UK construction firms Taylor Wimpey and Bovis Homes Group sank at least 20 per cent. EasyJet, the low-cost carrier which gets about half its revenue from European markets excluding the UK, tumbled 17 per cent. Julius Baer Group dropped 8.5 per cent after saying market turbulence triggered by Brexit could temporarily hit gross margins at wealth-management firms.
"It’s already been a long day today,” said William Hobbs, head of investment strategy at the wealth-management unit of Barclays in London. "Risk appetite is going to evaporate in the coming days. How long that risk-off will go remains the question. What we would urge clients to remember is that the impact of the UK is unhelpful but digestible.”
Commodities
The Bloomberg Commodity Index fell 1.7 per cent, the biggest loss in more than a month. Brent crude traded 5.3 per cent lower at $47.48 a barrel, the most since February. Copper slid 2.1 per cent.
Gold posted its biggest one-day gain since the financial crisis, dropping 5.1 per cent fo $1,321.05 an ounce. Silver rallied the most in 18 months.
"Gold has delivered what it promised: doing extremely well in adverse times,” said Dominic Schnider, head of commodities and Asia-Pacific foreign exchange at the wealth-management unit at UBS Group in Hong Kong. "Energy and industrial metals, where demand is tied to expectations for global economic growth, were hardest hit by Brexit.
Bonds
The yield on 10-year German bunds fell 18 basis points to minus 0.09 per cent, while the rate on similar-maturity Italian notes rose 10 basis points to 1.50 per cent.
A gauge of where bank borrowing costs will be in the months ahead, known as the FRA/OIS spread, hit the most extreme level since 2012. The three-month FRA/OIS spread widened to 0.32 percentage point, compared with 0.27 on Thursday.
"Equity futures, gold, UK bank and insurance stocks are all sounding off their market-stress sirens, and the funding market will go into its usual precautionary mode,” said Sean Keane, an Auckland-based analyst at Triple T Consulting and the former head of Asia-Pacific rates trading at Credit Suisse Group. "Dollar swap lines with the Federal Reserve may be used, and other central banks will be on alert.”

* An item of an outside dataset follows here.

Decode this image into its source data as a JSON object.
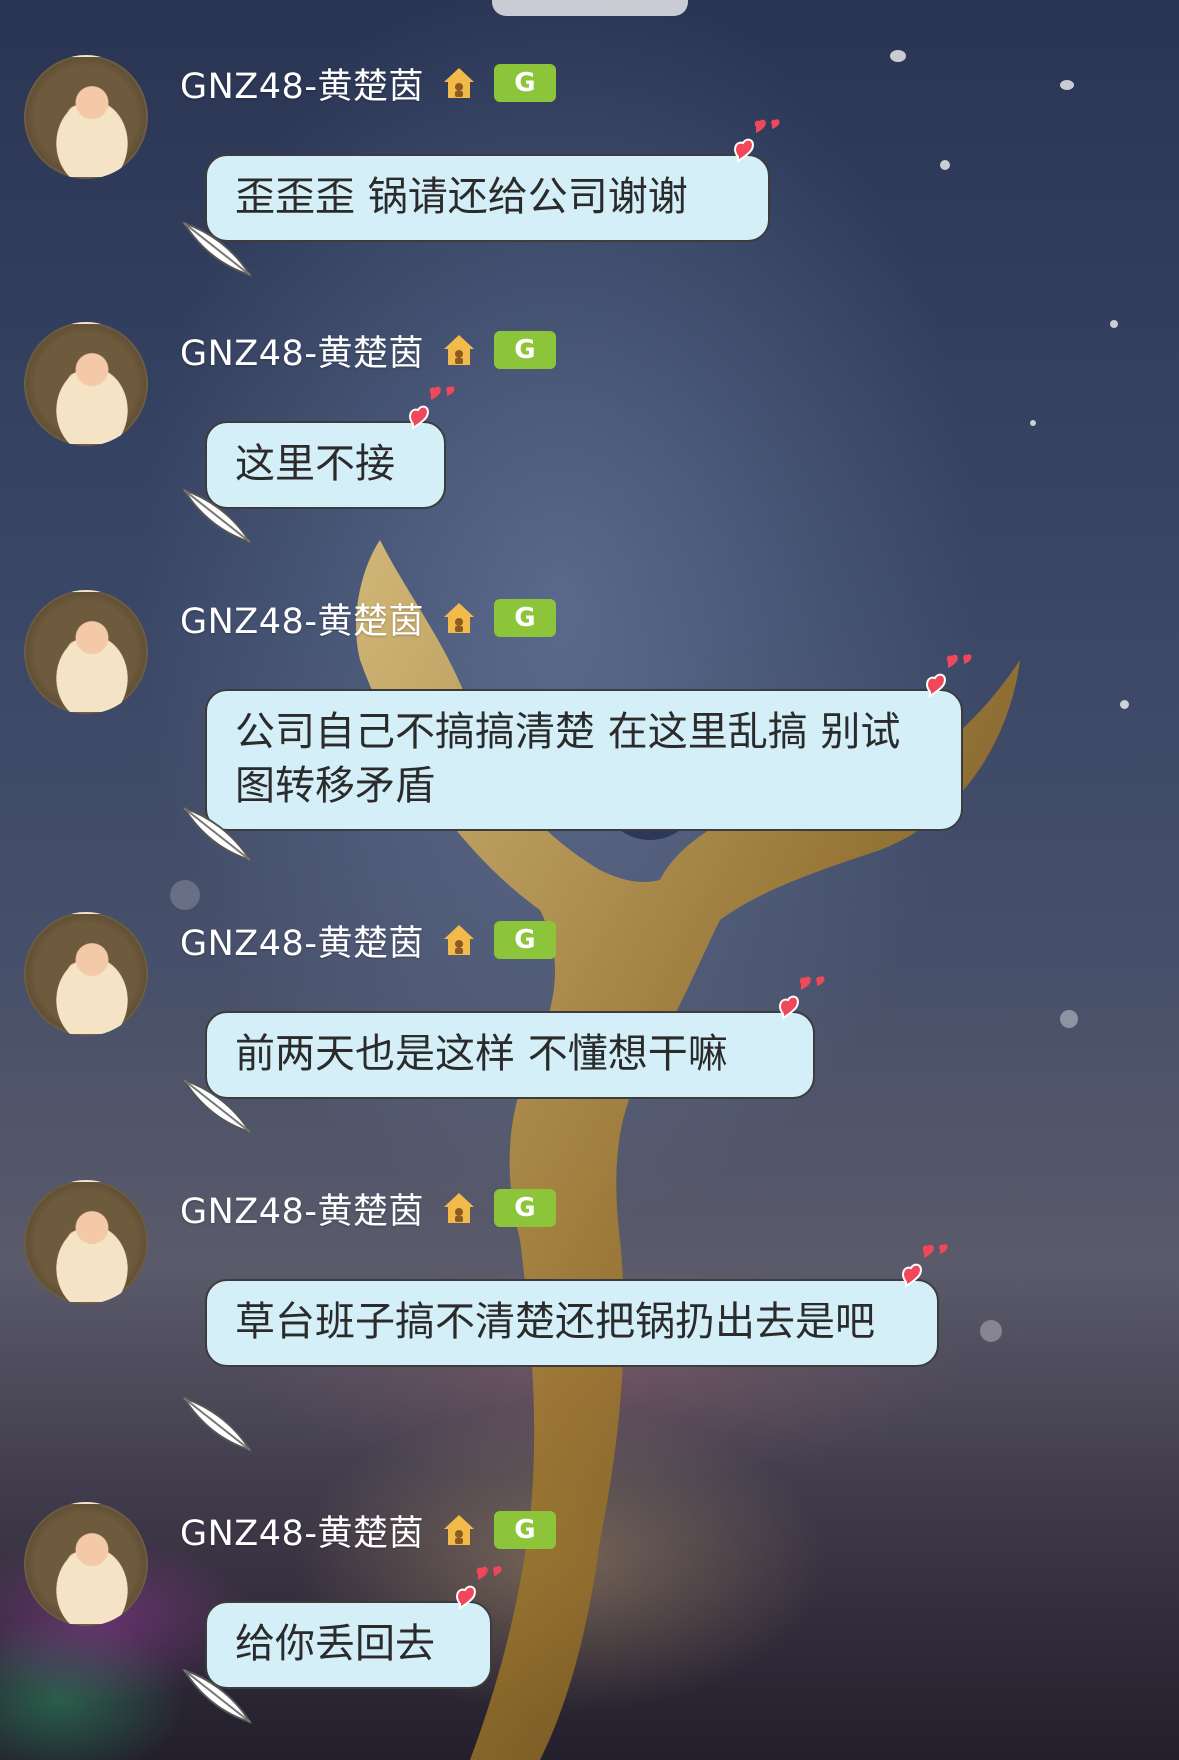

The cost of insuring investment-grade corporate debt against default surged the most since 2008. The Markit iTraxx Europe Index of credit-default swaps jumped 17 basis points to 92 basis points, according to prices compiled by Bloomberg. A gauge of swaps on sub-investment grade companies climbed the most since October 2014.
The riskiest bonds issued by some European banks posted record declines, based on data compiled by Bloomberg. UniCredit’s one billion euros of additional Tier 1 notes fell eight cents on the euro to 76 cents, the lowest since February, while Deutsche Bank’s 1.75 billion euros of AT1s fell 5 cents to 78 cents.

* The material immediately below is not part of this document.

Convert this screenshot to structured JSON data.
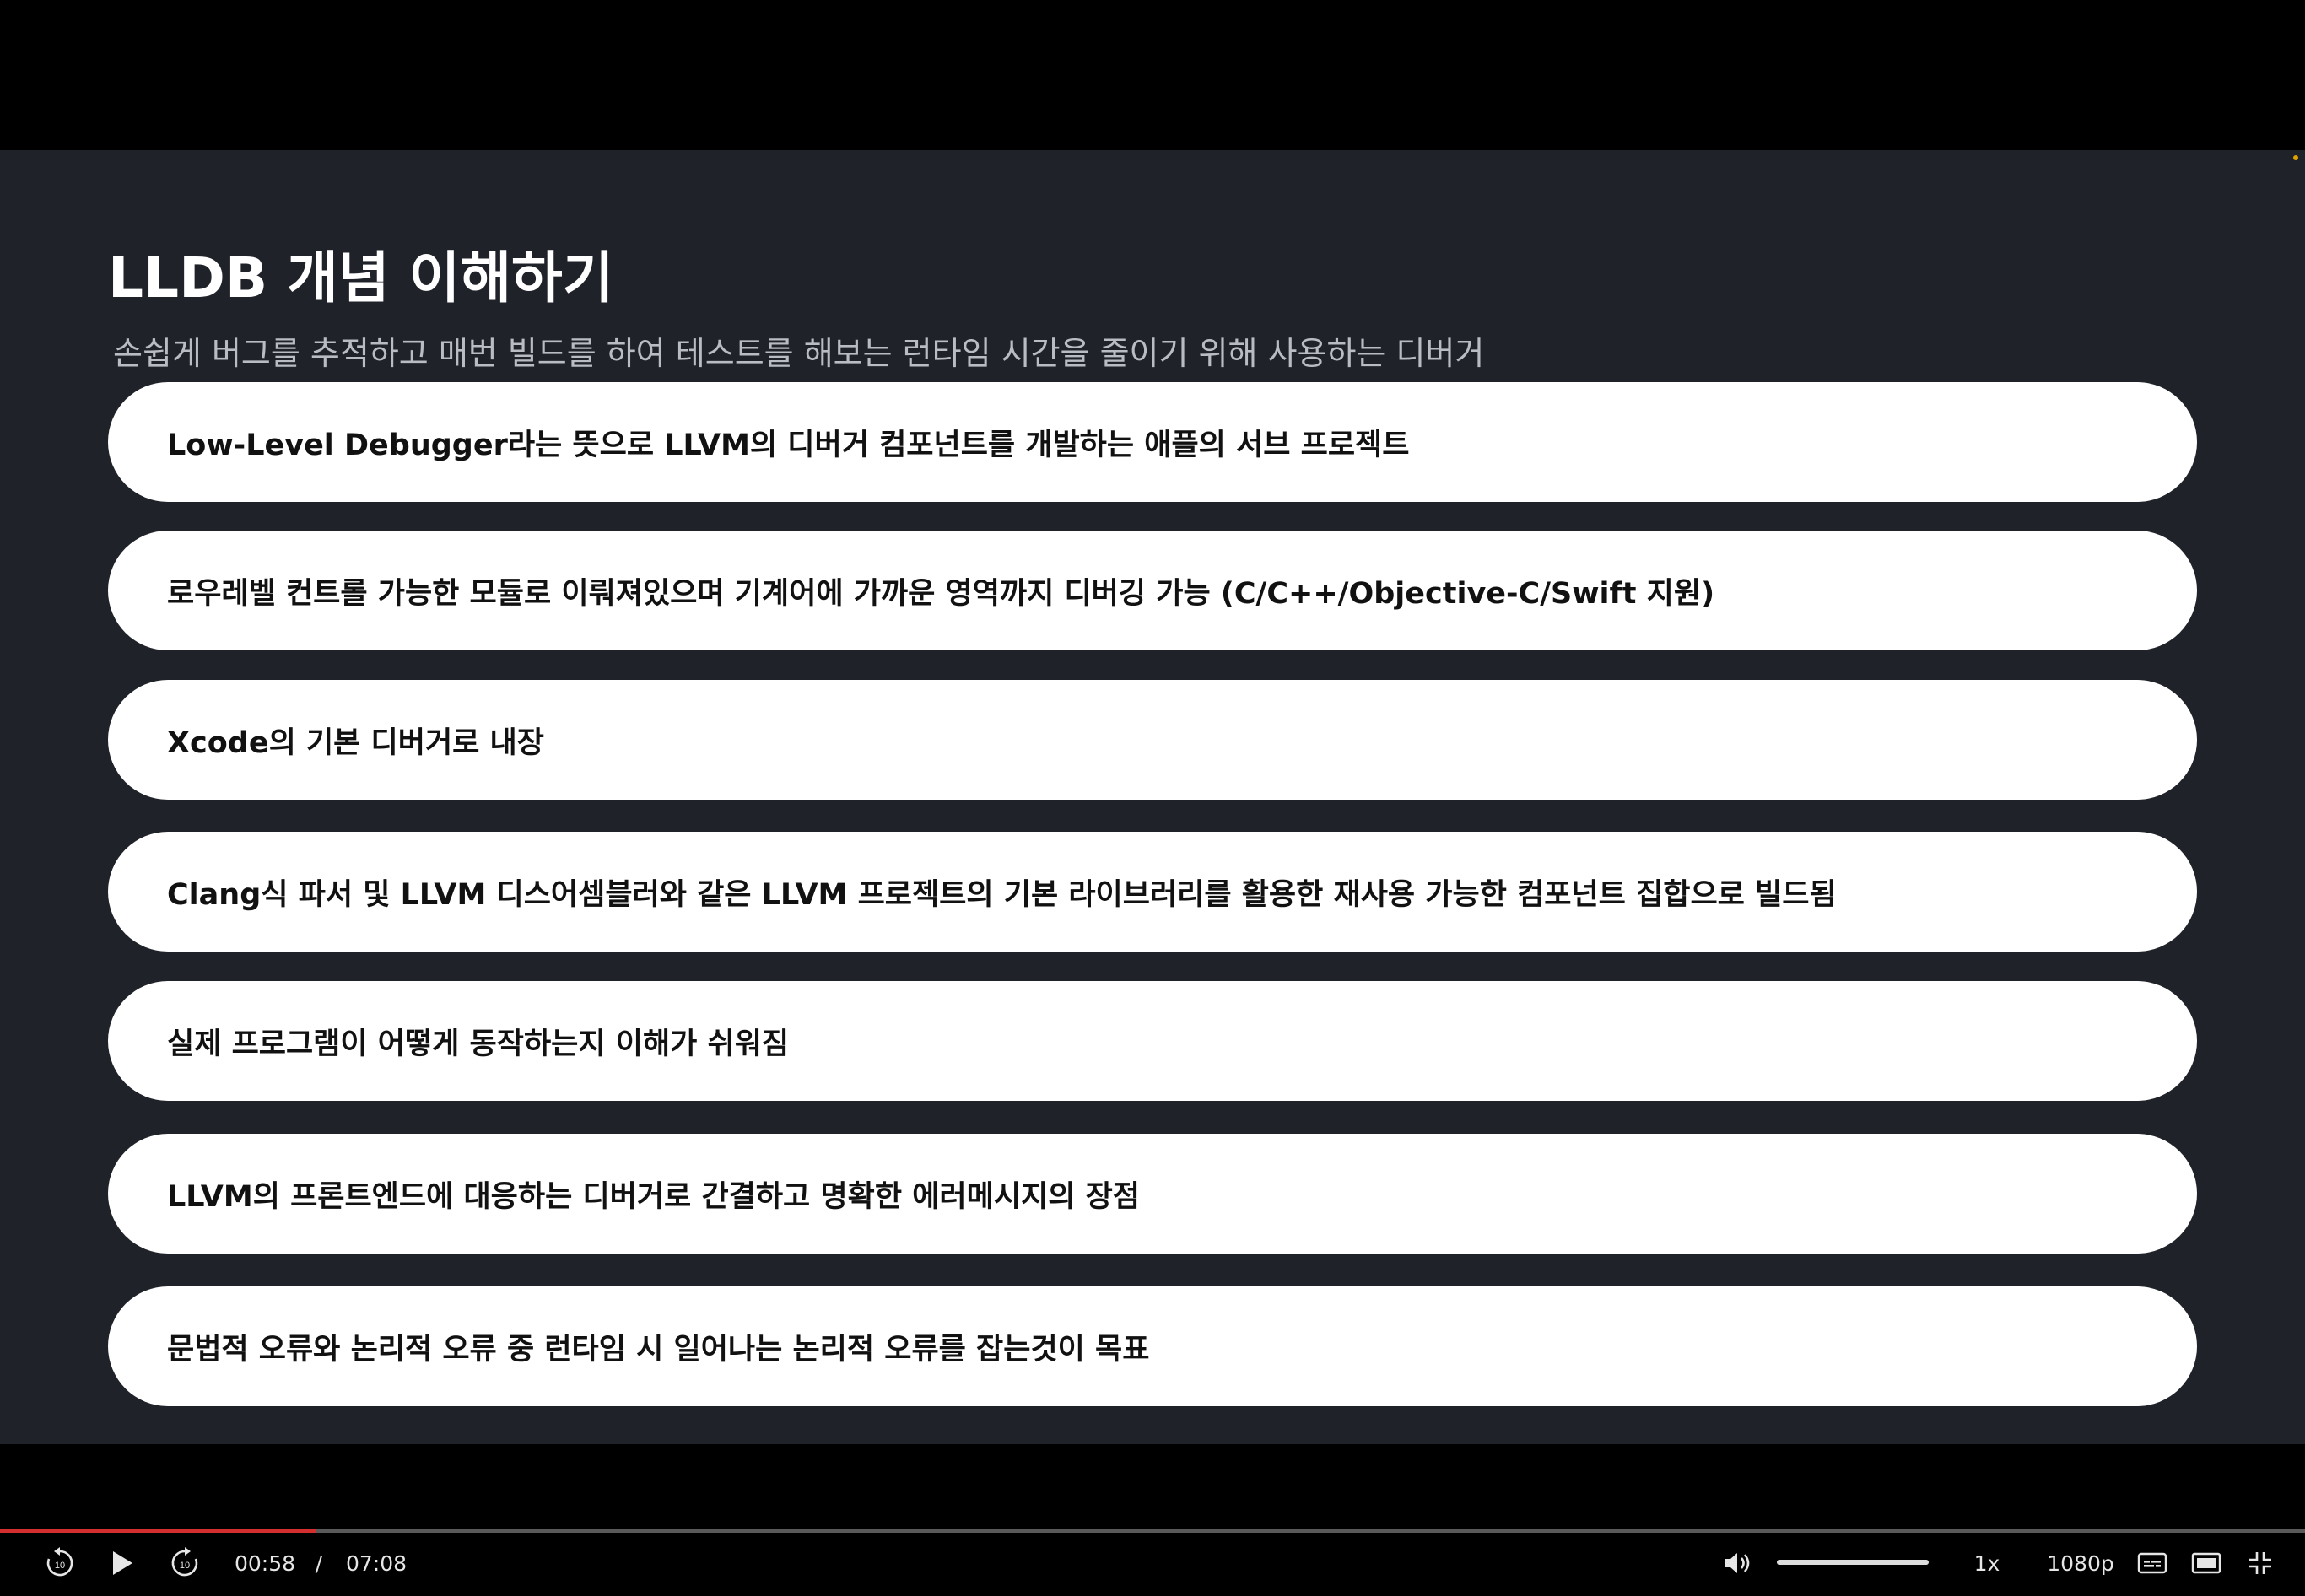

Among the largest declines in high-yield bonds were notes sold by UK companies reliant on consumer spending. Debt from department-store operator Debenhams Plc and restaurant chain PizzaExpress both fell 5 pence to 95 pence, the biggest declines since the two notes were sold in 2014.
Some investment-grade corporate bonds in euros rose amid expectations that the European Central Bank may step up a purchase programme. Notes from companies including Veolia Environnement, Electricite de France and auto-parts market Robert Bosch GmbH increased more than three cents on the euro.